Me trouvant en Avignon récemment pour un grand bain de théâtre, j'ai dû assumer le choc de "Sous la glace" de Falk Richter, une pièce magnifiquement interprétée au théâtre des Lucioles. Le texte de cette pièce sur l'accélération sociale et l'idéologie déshumanisante qui la rend possible dans de nombreuses entreprises est un tel choc, que j'avais besoin de me remettre. Comment ai-je fait? J'ai été m'asseoir au restaurant Bazou, 25 rue du Chapeau rouge, et j'y ai commandé en apéritif un verre d'hypocras:
- Une bouteille d'hypocras. Celui du restaurant Bazou est fait maison!
(C: Agamitsudo)
Boire sous une vieille voûte de ce vin aromatisé typiquement médiéval me semblait naturel dans la cité des papes. Fortement sucré au miel, ce breuvage est épicé, presque toujours par de la cannelle, parfois par du musc, par de la de cardamone, par du poivre, par des clous de girofles,... Mis à tremper pendant une journée dans le vin, les épices en sont ensuite séparés à l'aide d'une manche d'Hippocrate. Très utilisée au Moyen-Âge, cette sorte de grand filtre conique autrefois tressé en joncs, aujourd'hui en feutre, est probablement à l'origine du nom hypocras:
Il me fallait de l'hypocras pour absorber le choc de la pièce de Falk Richter. Dans "Sous la glace", il nous baigne dans le psychisme d'un garçon mal aimé de la petite bourgeoisie, lequel va devenir consultant dans une entreprise, dont la spécialité est de changer les organisations pour les rendre plus efficaces. De proche en proche, l'esprit intrusif de cette activité des consultants et le psychisme du héros envahissent tout jusqu'à sembler universels. Ils deviennent une mentalité collective, que notre civilisation a largement adoptée, réalise-t-on. Tant la psyché de ce monsieur tout le monde des temps post industriels, que la prétention des consultants à tout régir, enflent jusqu'à constituer l'atmosphère déshumanisée et angoissante de la société entière. L'impression créée est véritablement terrifiante.
Journaliste industriel pendant cinq ans, j'ai eu le temps de rencontrer des consultants, de me baigner dans leur idéologie de l'efficacité d'abord et d'en sentir les effets cruels, mais nécessaires en pratique,... enfin selon les consultants, selon les dirigeants de l'industrie et selon les membres de la presse industrielle dont je faisais alors partie. La pertinence des tableaux de bord qu'ils mettaient au point pour rendre une exploitation rentable me frappait.
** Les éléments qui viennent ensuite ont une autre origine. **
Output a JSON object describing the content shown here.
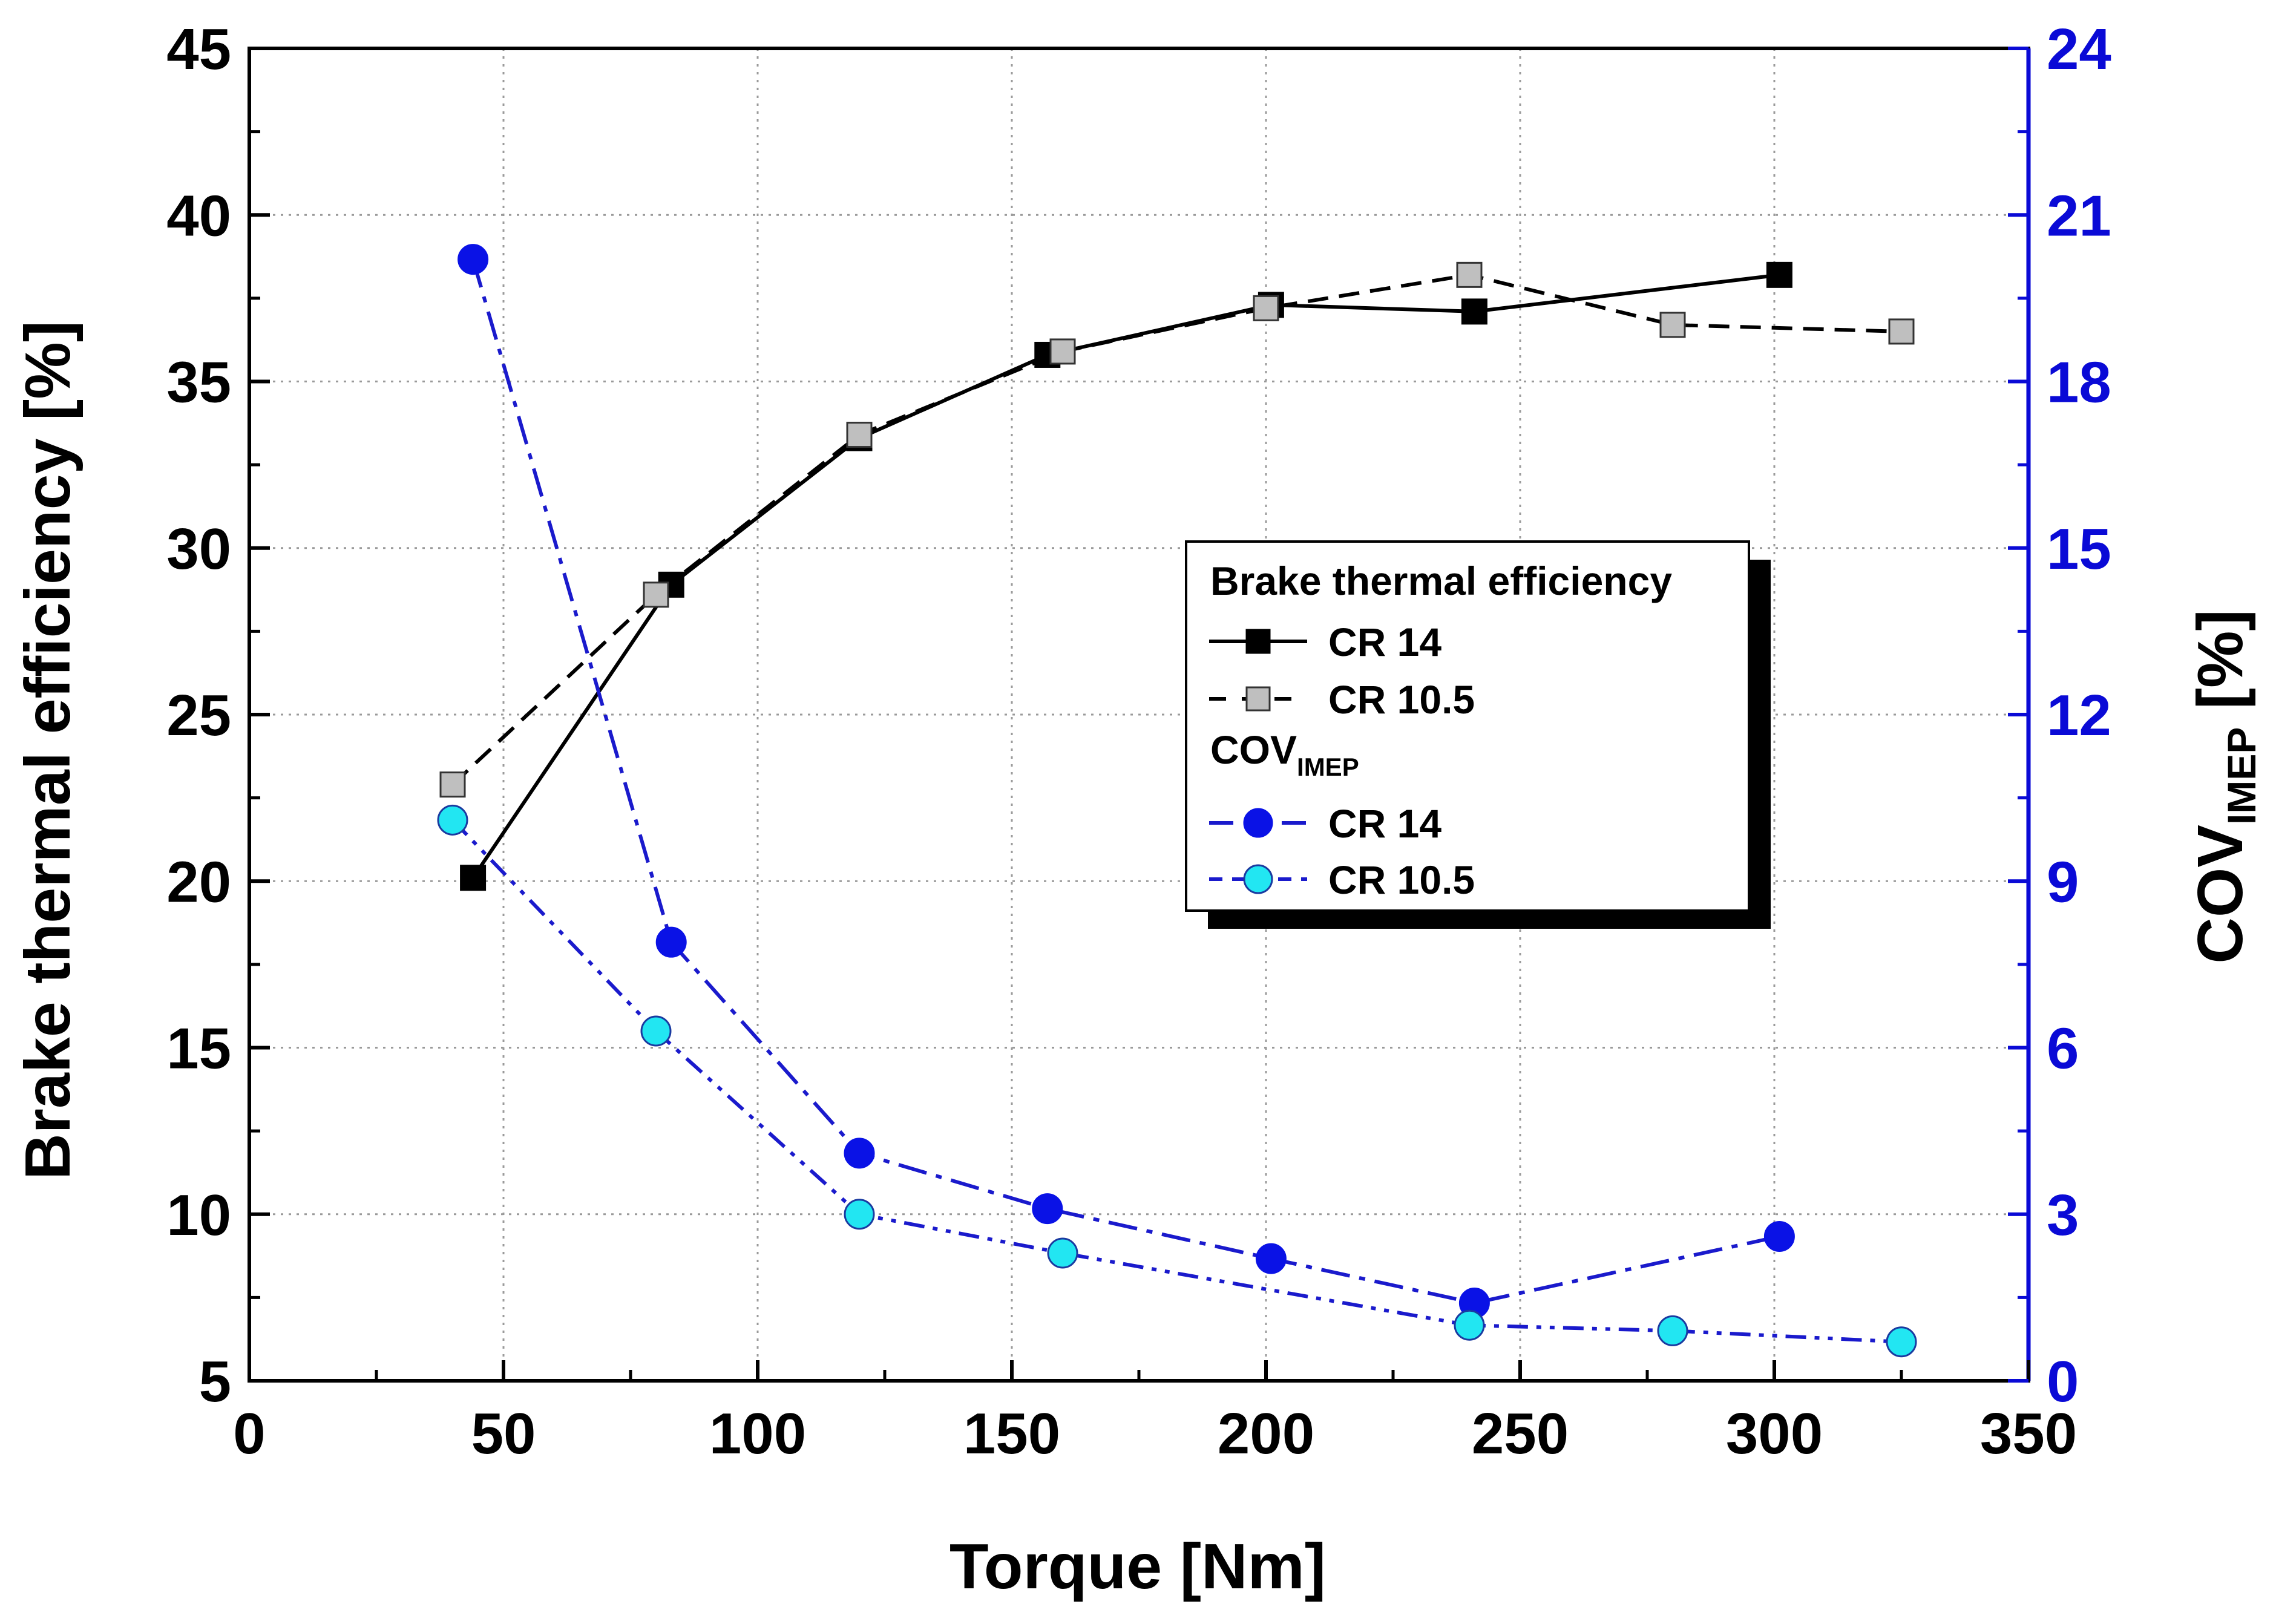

Seulement 10 à 15 paramètres semblaient suffire pour rendre plus efficace, c'est-à-dire rentable, une ligne de production ou une usine... Cette pertinence me fascinait, mais son simplisme me heurtait aussi. L'analyse de situation suivie de la mise au point d'un tableau de bord par les consultants me faisait le même effet que la réduction d'un vin à seulement de l'alcool, de l'acidité, des tanins, et de la couleur.
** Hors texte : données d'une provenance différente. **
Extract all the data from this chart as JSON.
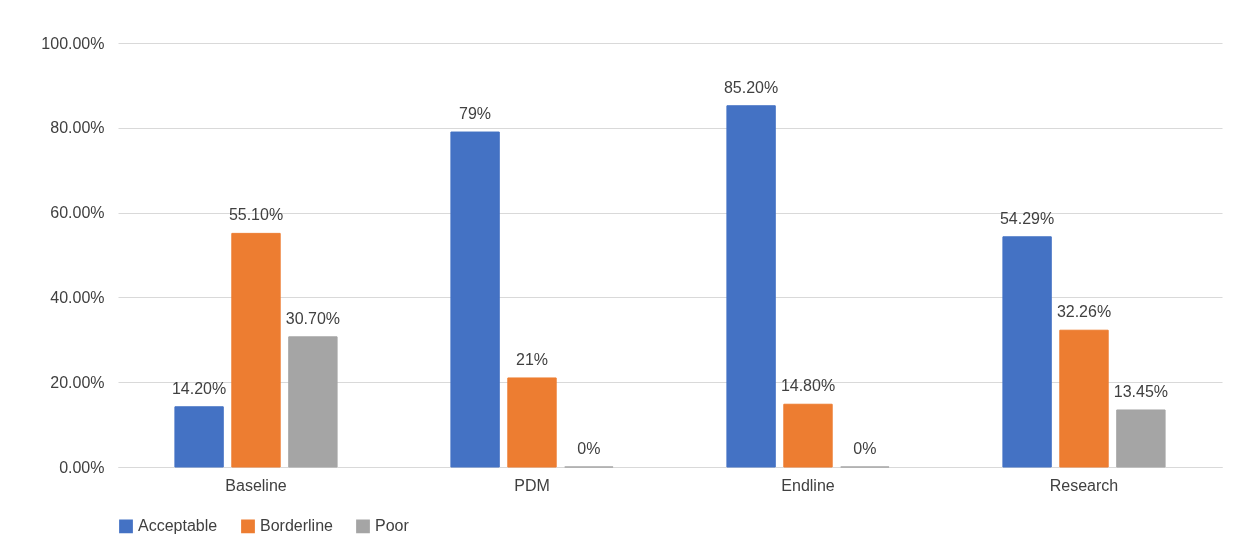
{
  "chart_data": {
    "type": "bar",
    "categories": [
      "Baseline",
      "PDM",
      "Endline",
      "Research"
    ],
    "series": [
      {
        "name": "Acceptable",
        "color": "#4472c4",
        "values": [
          14.2,
          79,
          85.2,
          54.29
        ],
        "value_labels": [
          "14.20%",
          "79%",
          "85.20%",
          "54.29%"
        ]
      },
      {
        "name": "Borderline",
        "color": "#ed7d31",
        "values": [
          55.1,
          21,
          14.8,
          32.26
        ],
        "value_labels": [
          "55.10%",
          "21%",
          "14.80%",
          "32.26%"
        ]
      },
      {
        "name": "Poor",
        "color": "#a5a5a5",
        "values": [
          30.7,
          0,
          0,
          13.45
        ],
        "value_labels": [
          "30.70%",
          "0%",
          "0%",
          "13.45%"
        ]
      }
    ],
    "ylim": [
      0,
      100
    ],
    "yticks": [
      {
        "value": 0,
        "label": "0.00%"
      },
      {
        "value": 20,
        "label": "20.00%"
      },
      {
        "value": 40,
        "label": "40.00%"
      },
      {
        "value": 60,
        "label": "60.00%"
      },
      {
        "value": 80,
        "label": "80.00%"
      },
      {
        "value": 100,
        "label": "100.00%"
      }
    ],
    "grid": "y",
    "legend": "bottom"
  }
}
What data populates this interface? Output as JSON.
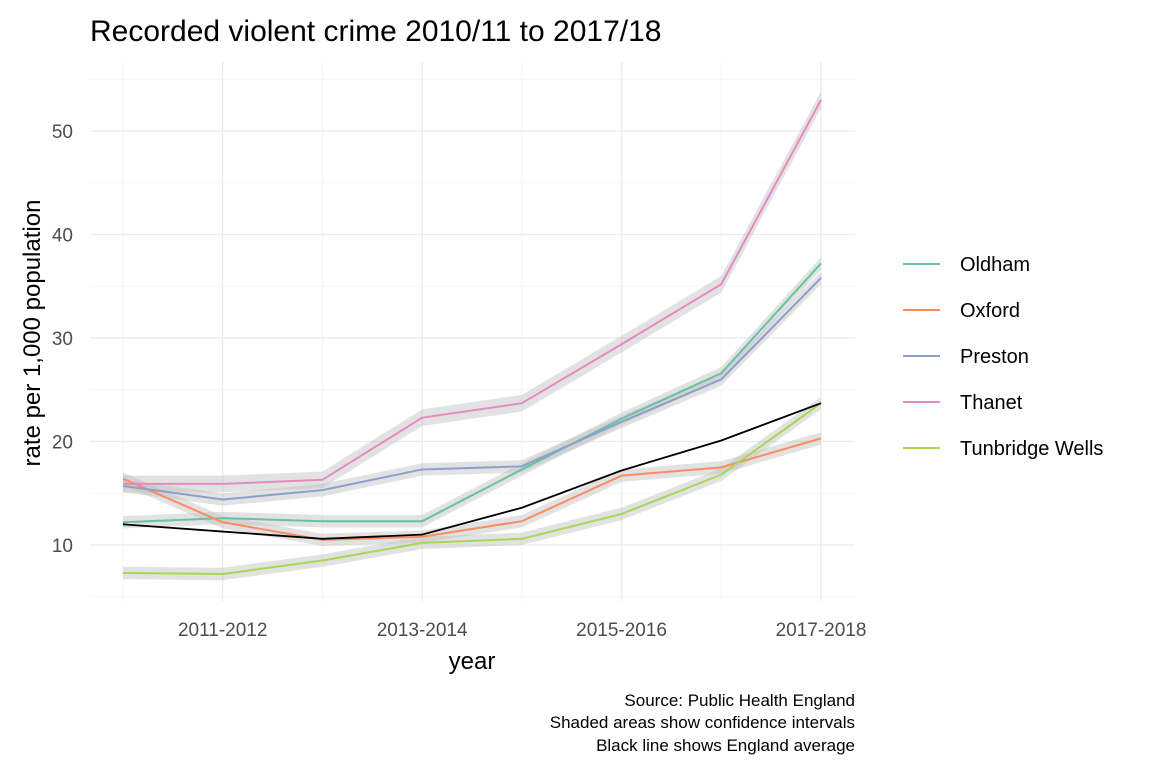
{
  "chart_data": {
    "type": "line",
    "title": "Recorded violent crime 2010/11 to 2017/18",
    "xlabel": "year",
    "ylabel": "rate per 1,000 population",
    "x": [
      "2010-2011",
      "2011-2012",
      "2012-2013",
      "2013-2014",
      "2014-2015",
      "2015-2016",
      "2016-2017",
      "2017-2018"
    ],
    "x_tick_labels": [
      "2011-2012",
      "2013-2014",
      "2015-2016",
      "2017-2018"
    ],
    "y_ticks": [
      10,
      20,
      30,
      40,
      50
    ],
    "ylim": [
      5,
      55
    ],
    "grid": true,
    "legend_position": "right",
    "series": [
      {
        "name": "Oldham",
        "color": "#66c2a5",
        "ci_halfwidth": 0.6,
        "values": [
          12.2,
          12.6,
          12.3,
          12.3,
          17.3,
          22.2,
          26.6,
          37.2
        ]
      },
      {
        "name": "Oxford",
        "color": "#fc8d62",
        "ci_halfwidth": 0.6,
        "values": [
          16.4,
          12.2,
          10.5,
          10.8,
          12.3,
          16.7,
          17.5,
          20.3
        ]
      },
      {
        "name": "Preston",
        "color": "#8da0cb",
        "ci_halfwidth": 0.6,
        "values": [
          15.7,
          14.4,
          15.3,
          17.3,
          17.6,
          21.9,
          26.0,
          35.8
        ]
      },
      {
        "name": "Thanet",
        "color": "#e78ac3",
        "ci_halfwidth": 0.8,
        "values": [
          15.9,
          15.9,
          16.3,
          22.3,
          23.7,
          29.4,
          35.2,
          53.0
        ]
      },
      {
        "name": "Tunbridge Wells",
        "color": "#a6d854",
        "ci_halfwidth": 0.6,
        "values": [
          7.3,
          7.2,
          8.5,
          10.2,
          10.6,
          13.0,
          16.8,
          23.7
        ]
      }
    ],
    "reference_line": {
      "color": "#000000",
      "values": [
        12.0,
        11.3,
        10.6,
        11.0,
        13.6,
        17.2,
        20.1,
        23.7
      ]
    }
  },
  "caption": {
    "line1": "Source: Public Health England",
    "line2": "Shaded areas show confidence intervals",
    "line3": "Black line shows England average"
  }
}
Est-ce qu'un vin, c'est seulement çà?
- Mon verre d'Hypocras passé au filtre de la vision de la vie par Richter.
Non, pas seulement. Certes, c'est essentiellement çà, mais un vin est d'abord un alliage de milliers de molécules ; un vin, ce sont aussi beaucoup d'autres choses subtiles, qui, en première analyse ne sont pas essentielles, mais en dernière analyse sont indispensables pour que le jus fermenté en question soit du vin. S'il n'en était pas ainsi, c'est l'industrie qui se chargerait de produire du vin, ou plutôt du jus de raisin fermenté aux caractéristiques chimiques normalisées. C'est pourquoi, pour me remettre de l'analyse magistrale faite dans la pièce de Falk Richter de la personnalité des consultants "juniors" par les consultants "seniors", pour me remettre de cette réduction d'un être humain à une "efficacité personnelle", "des dons de communication", un "niveau d'anglais", etc., j'avais besoin d'un vin riche, d'un vin, qui lui aurait été non pas décomposé, mais composé à partir de produits de la fermentation, d'épices, de parfums, de saveur... j'avais besoin d'un mélange anormal, mais faisant la synthèse. J'avais besoin de boire de l'hypocras.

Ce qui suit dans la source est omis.